Date: Tuesday, October 27, 2009
Author: Andrew Capon, State Street Global Markets

State Street Global Markets, the investment research and trading arm of State Street Corporation (NYSE:STT), today released the results of the State Street Investor Confidence Index® for October 2009. 

      Global Investor Confidence fell by 10.0 points to 108.4 from a revised September level of 118.4. The most pronounced decline was evident among North American investors, where confidence fell 12.8 points from 113.9 to 101.1. European investor confidence followed suit, declining 9.3 points from 111.1 to 101.8. By contrast, Asian investors felt somewhat more upbeat about risk, and there investor confidence rose from 92.9 to 95.3. A reading of 100 in the Index represents a neutral level where institutions are neither allocating towards nor away from risky assets.

     Developed through State Street Global Markets’ research partnership, State Street Associates, by Harvard University professor Ken Froot and State Street Associates Director Paul O’Connell, the State Street Investor Confidence Index measures investor confidence on a quantitative basis by analyzing the actual buying and selling patterns of institutional investors. It is not a survey, but rather fact-based. The index is based on a financial theory that assigns precise meaning to changes in investor risk appetite. The more of their portfolio that institutional investors are willing to devote to equities, the greater their risk appetite or confidence.

    “This month, institutional investors have paused to take stock,” commented Froot. “The Global Index reading of 108.4 remains comfortably above the neutral level of 100 for a seventh consecutive month, but underlying flows have been tempered somewhat from the very strong levels of July and August. While the US earnings season has been relatively robust so far, the number of positive surprises that have been observed in employment, retail sales, manufacturing and trade figures has diminished considerably, and this may be influencing investor risk appetite.”

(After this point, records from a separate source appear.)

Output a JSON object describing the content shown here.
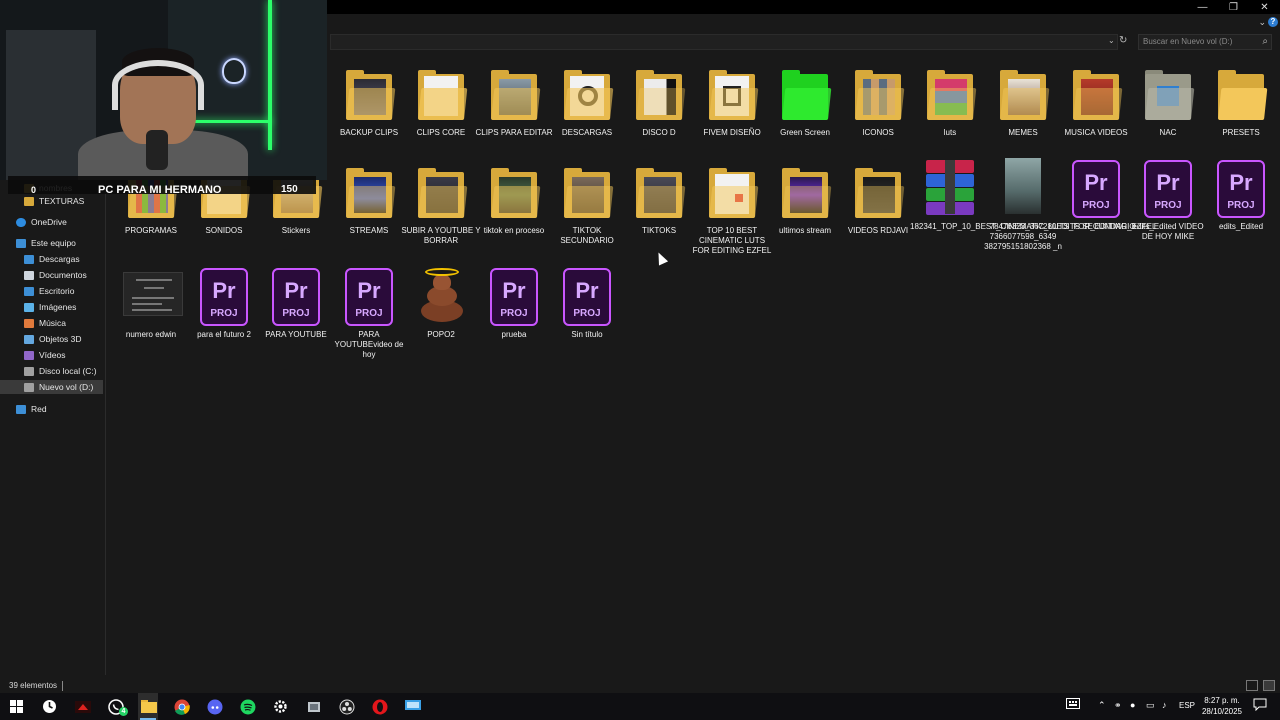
{
  "window": {
    "minimize": "—",
    "restore": "❐",
    "close": "✕",
    "ribbon_toggle": "⌄",
    "help": "?"
  },
  "addressbar": {
    "dropdown": "⌄",
    "refresh": "↻",
    "search_placeholder": "Buscar en Nuevo vol (D:)",
    "search_icon": "⌕"
  },
  "webcam": {
    "banner_text": "PC PARA MI HERMANO",
    "count_left": "0",
    "count_right": "150",
    "neon_color": "#2cff6a"
  },
  "sidebar": {
    "partial_above": [
      "nombres",
      "TEXTURAS"
    ],
    "items": [
      {
        "label": "OneDrive",
        "icon": "cloud-icon",
        "color": "#2d8ce0"
      },
      {
        "label": "Este equipo",
        "icon": "computer-icon",
        "color": "#3d8fd6"
      },
      {
        "label": "Descargas",
        "icon": "download-icon",
        "color": "#3d8fd6"
      },
      {
        "label": "Documentos",
        "icon": "document-icon",
        "color": "#cfd6de"
      },
      {
        "label": "Escritorio",
        "icon": "desktop-icon",
        "color": "#3d8fd6"
      },
      {
        "label": "Imágenes",
        "icon": "pictures-icon",
        "color": "#5bb2e8"
      },
      {
        "label": "Música",
        "icon": "music-icon",
        "color": "#e07a3c"
      },
      {
        "label": "Objetos 3D",
        "icon": "objects-3d-icon",
        "color": "#64a8e0"
      },
      {
        "label": "Vídeos",
        "icon": "videos-icon",
        "color": "#9167c9"
      },
      {
        "label": "Disco local (C:)",
        "icon": "drive-c-icon",
        "color": "#a0a0a0"
      },
      {
        "label": "Nuevo vol (D:)",
        "icon": "drive-d-icon",
        "color": "#a0a0a0"
      },
      {
        "label": "Red",
        "icon": "network-icon",
        "color": "#3d8fd6"
      }
    ],
    "selected": "Nuevo vol (D:)"
  },
  "files": {
    "row1": [
      {
        "name": "BACKUP CLIPS",
        "type": "folder"
      },
      {
        "name": "CLIPS CORE",
        "type": "folder"
      },
      {
        "name": "CLIPS PARA EDITAR",
        "type": "folder"
      },
      {
        "name": "DESCARGAS",
        "type": "folder"
      },
      {
        "name": "DISCO D",
        "type": "folder"
      },
      {
        "name": "FIVEM DISEÑO",
        "type": "folder"
      },
      {
        "name": "Green Screen",
        "type": "folder"
      },
      {
        "name": "ICONOS",
        "type": "folder"
      },
      {
        "name": "luts",
        "type": "folder"
      },
      {
        "name": "MEMES",
        "type": "folder"
      },
      {
        "name": "MUSICA VIDEOS",
        "type": "folder"
      },
      {
        "name": "NAC",
        "type": "folder"
      },
      {
        "name": "PRESETS",
        "type": "folder"
      }
    ],
    "row2": [
      {
        "name": "PROGRAMAS",
        "type": "folder"
      },
      {
        "name": "SONIDOS",
        "type": "folder"
      },
      {
        "name": "Stickers",
        "type": "folder"
      },
      {
        "name": "STREAMS",
        "type": "folder"
      },
      {
        "name": "SUBIR A YOUTUBE Y BORRAR",
        "type": "folder"
      },
      {
        "name": "tiktok en proceso",
        "type": "folder"
      },
      {
        "name": "TIKTOK SECUNDARIO",
        "type": "folder"
      },
      {
        "name": "TIKTOKS",
        "type": "folder"
      },
      {
        "name": "TOP 10 BEST CINEMATIC LUTS FOR EDITING EZFEL",
        "type": "folder"
      },
      {
        "name": "ultimos stream",
        "type": "folder"
      },
      {
        "name": "VIDEOS RDJAVI",
        "type": "folder"
      },
      {
        "name": "182341_TOP_10_BEST_CINEMATIC_LUTS_FOR_EDITING_EZFEL",
        "type": "winrar"
      },
      {
        "name": "78476323_367280 7366077598_6349 382795151802368 _n",
        "type": "image"
      },
      {
        "name": "EDITS SECUNDARIO",
        "type": "premiere"
      },
      {
        "name": "edits_Edited VIDEO DE HOY MIKE",
        "type": "premiere"
      },
      {
        "name": "edits_Edited",
        "type": "premiere"
      }
    ],
    "row3": [
      {
        "name": "numero edwin",
        "type": "document"
      },
      {
        "name": "para el futuro 2",
        "type": "premiere"
      },
      {
        "name": "PARA YOUTUBE",
        "type": "premiere"
      },
      {
        "name": "PARA YOUTUBEvideo de hoy",
        "type": "premiere"
      },
      {
        "name": "POPO2",
        "type": "poop"
      },
      {
        "name": "prueba",
        "type": "premiere"
      },
      {
        "name": "Sin título",
        "type": "premiere"
      }
    ],
    "premiere_glyph": "Pr",
    "premiere_ext": "PROJ",
    "premiere_color": "#c956ff"
  },
  "status": {
    "item_count": "39 elementos"
  },
  "taskbar": {
    "apps": [
      "windows-start-icon",
      "clock-app-icon",
      "amd-icon",
      "whatsapp-icon",
      "file-explorer-icon",
      "chrome-icon",
      "discord-icon",
      "spotify-icon",
      "settings-icon",
      "game-icon",
      "obs-icon",
      "opera-icon",
      "remote-desktop-icon"
    ],
    "whatsapp_badge": "4",
    "language": "ESP",
    "time": "8:27 p. m.",
    "date": "28/10/2025"
  }
}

“Looking at the underlying data by region, we have seen less interest on the part of North American investors to add further to their holdings of foreign equities, particularly Japan and the UK,” added O’Connell. “At the same time, non-US interest in US markets has picked up. It adds up to a mixed picture where institutional investors have become more discriminating in selecting target markets than was true over the summer, and are looking to balance country-specific prospects against the slow but steady improvement in the fundamental backdrop.”